I started a business. It made me want to drink copious quantities, smoke myself into oblivion and hit my head against a brick wall. Instead I wrote a blog.
Site Launch Day: 1
User Count: 33
Going right: It's Saturday, officially don't have to work.
Going wrong: Users reflects people I would like to try it out. No guarantee they will. Badly scheduled tweets in hootsuite for weekend when no-one would read them.
Comment: Last minute rescheduling actually took 3 hours.
I offered this blog to the FT. Of course, I didn't expect them to pay me for the privilege of featuring it, but there is a minute possibility that they would have hedged their bets on something that just might go viral. Just so you can annoy her by offering your blogs the FT Blog editor's name is Sarah Laitner. She obviously didn't reply (but if we do make it big at least I'll have the satisfaction of knowing it'll be like those sods that refused J.K. Rowling's books).
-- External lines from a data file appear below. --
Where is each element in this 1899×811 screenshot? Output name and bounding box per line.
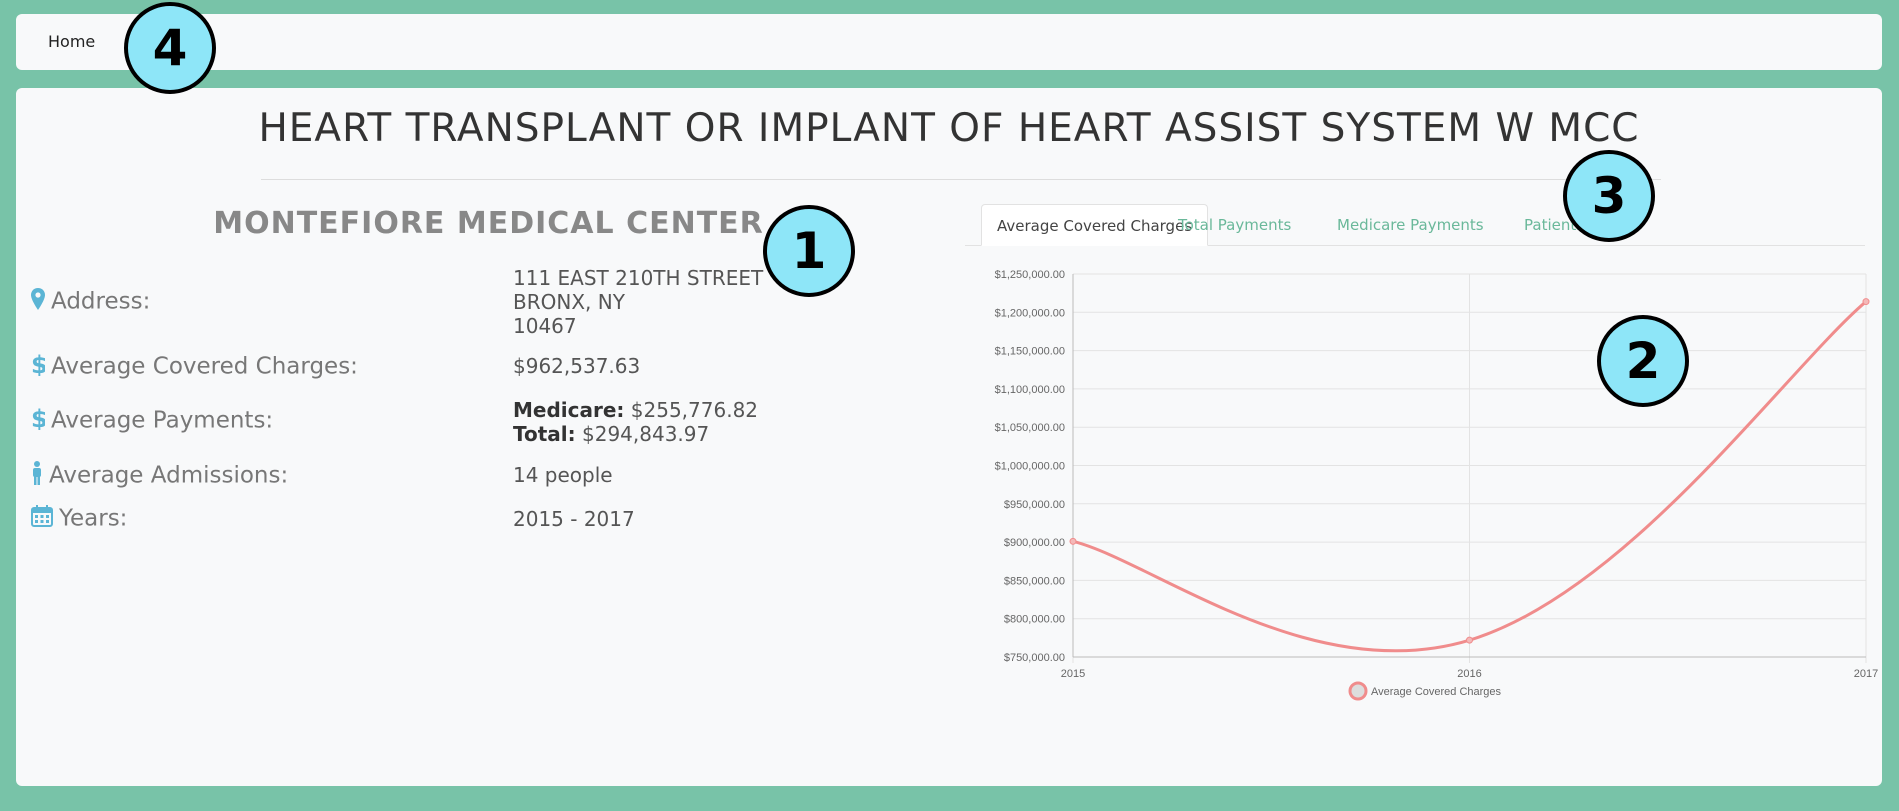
admissions-label: Average Admissions: — [49, 462, 289, 489]
person-icon — [31, 461, 43, 491]
data-point — [1466, 636, 1473, 644]
admissions-label-wrap: Average Admissions: — [31, 461, 288, 491]
top-navbar: Home — [16, 14, 1882, 70]
legend-marker — [1348, 681, 1368, 701]
address-label: Address: — [51, 288, 151, 315]
badge-4: 4 — [124, 2, 216, 94]
tab-medicare-payments[interactable]: Medicare Payments — [1337, 216, 1484, 234]
hospital-name: MONTEFIORE MEDICAL CENTER — [213, 206, 764, 241]
badge-3: 3 — [1563, 150, 1655, 242]
payments-value: Medicare: $255,776.82 Total: $294,843.97 — [513, 398, 758, 446]
line-chart: $1,250,000.00 $1,200,000.00 $1,150,000.00 $… — [961, 258, 1881, 718]
y-tick-label: $900,000.00 — [1004, 537, 1065, 549]
total-value: $294,843.97 — [582, 422, 710, 446]
y-tick-label: $1,050,000.00 — [995, 422, 1065, 434]
tab-average-covered-charges[interactable]: Average Covered Charges — [981, 204, 1209, 246]
legend-label: Average Covered Charges — [1371, 686, 1502, 698]
map-marker-icon — [31, 288, 45, 316]
payments-label-wrap: $ Average Payments: — [31, 405, 274, 436]
badge-1: 1 — [763, 205, 855, 297]
covered-charges-value: $962,537.63 — [513, 354, 641, 378]
y-tick-label: $1,200,000.00 — [995, 307, 1065, 319]
svg-text:$: $ — [31, 352, 45, 376]
nav-home-link[interactable]: Home — [48, 32, 96, 51]
years-label: Years: — [59, 505, 128, 532]
tab-total-payments[interactable]: Total Payments — [1178, 216, 1292, 234]
years-label-wrap: Years: — [31, 505, 127, 533]
x-tick-label: 2017 — [1854, 668, 1878, 680]
tab-patients[interactable]: Patients — [1524, 216, 1585, 234]
address-line3: 10467 — [513, 314, 577, 338]
chart-tabs: Average Covered Charges Total Payments M… — [965, 204, 1865, 246]
address-line1: 111 EAST 210TH STREET — [513, 266, 764, 290]
y-tick-label: $1,250,000.00 — [995, 269, 1065, 281]
data-point — [1862, 298, 1870, 306]
y-tick-label: $1,000,000.00 — [995, 461, 1065, 473]
svg-text:$: $ — [31, 406, 45, 430]
calendar-icon — [31, 505, 53, 533]
medicare-label: Medicare: — [513, 398, 625, 422]
covered-charges-label-wrap: $ Average Covered Charges: — [31, 351, 358, 382]
x-tick-label: 2016 — [1457, 668, 1481, 680]
medicare-value: $255,776.82 — [630, 398, 759, 422]
dollar-icon: $ — [31, 351, 48, 382]
covered-charges-label: Average Covered Charges: — [51, 353, 358, 380]
admissions-value: 14 people — [513, 463, 613, 487]
address-value: 111 EAST 210TH STREET BRONX, NY 10467 — [513, 266, 763, 338]
y-tick-label: $1,150,000.00 — [995, 346, 1065, 358]
x-tick-label: 2015 — [1061, 668, 1085, 680]
dollar-icon: $ — [31, 405, 48, 436]
data-point — [1069, 537, 1077, 545]
page-title: HEART TRANSPLANT OR IMPLANT OF HEART ASS… — [258, 106, 1640, 151]
badge-2: 2 — [1597, 315, 1689, 407]
y-tick-label: $950,000.00 — [1004, 499, 1065, 511]
y-tick-label: $1,100,000.00 — [995, 384, 1065, 396]
payments-label: Average Payments: — [51, 407, 274, 434]
address-line2: BRONX, NY — [513, 290, 625, 314]
y-tick-label: $850,000.00 — [1004, 575, 1065, 587]
years-value: 2015 - 2017 — [513, 507, 635, 531]
y-tick-label: $800,000.00 — [1004, 614, 1065, 626]
title-divider — [261, 179, 1661, 180]
chart-svg: $1,250,000.00 $1,200,000.00 $1,150,000.00 $… — [995, 269, 1878, 701]
address-label-wrap: Address: — [31, 288, 150, 316]
y-tick-label: $750,000.00 — [1004, 652, 1065, 664]
total-label: Total: — [513, 422, 576, 446]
This wordpress site used to hold the pilot site for Investment Impact. My web designer and I set it up in April 2011 after it became clear that the guy we had entrusted with the Drupal site development had walked out on us. I can't give you his name because he might kill me, but am sure if you look up www.americangitinprague.com, you will find him.
"I'll design you a holding page in wordpress" my web designer said. "At least you'll have something to show round while we try and find another developer."
Me. "Will it have a shop? Will I be able to showcase any of the products?"
Him. "Well that's nothing like a holding page, but I'll look into the plug-ins and we'll try to get it as close as possible to the real thing."
Of course it was nothing like the real thing. But for a time, I loved it. Because it was a big fat SOMETHING which was far better than NOTHING. (Lesson today: something is always better than nothing, it reassures people that you can deliver). Somehow, somewhere I convinced myself that doing a pilot was a wonderful thing because I could introduce the concept to the masses. Actually, the best thing about doing a pilot was that I could practice my copy-writing - again, and again, and again. Especially when my first reviewer said:
"All you've said is 'We are an amorphous collective of clever dicks and we sell 'some things' that you may never understand. We also like games and think we are cool and funny.' Happiness, sensitivity, curve modelers? Sounds like etcha-sketch at a tantric sex workshop."
He's a very good friend (and of course, even though he ironically proved what a clever dick he was, he still is - I didn't ditch him for the review. On the contrary I thanked him). But he taught me - know who your audience is and speak to them in one - ONE voice. And if your site is targeted to several like mine is, make bloody sure you state up front who you're talking to.
PS. Kev, what does Amorphous mean anyway?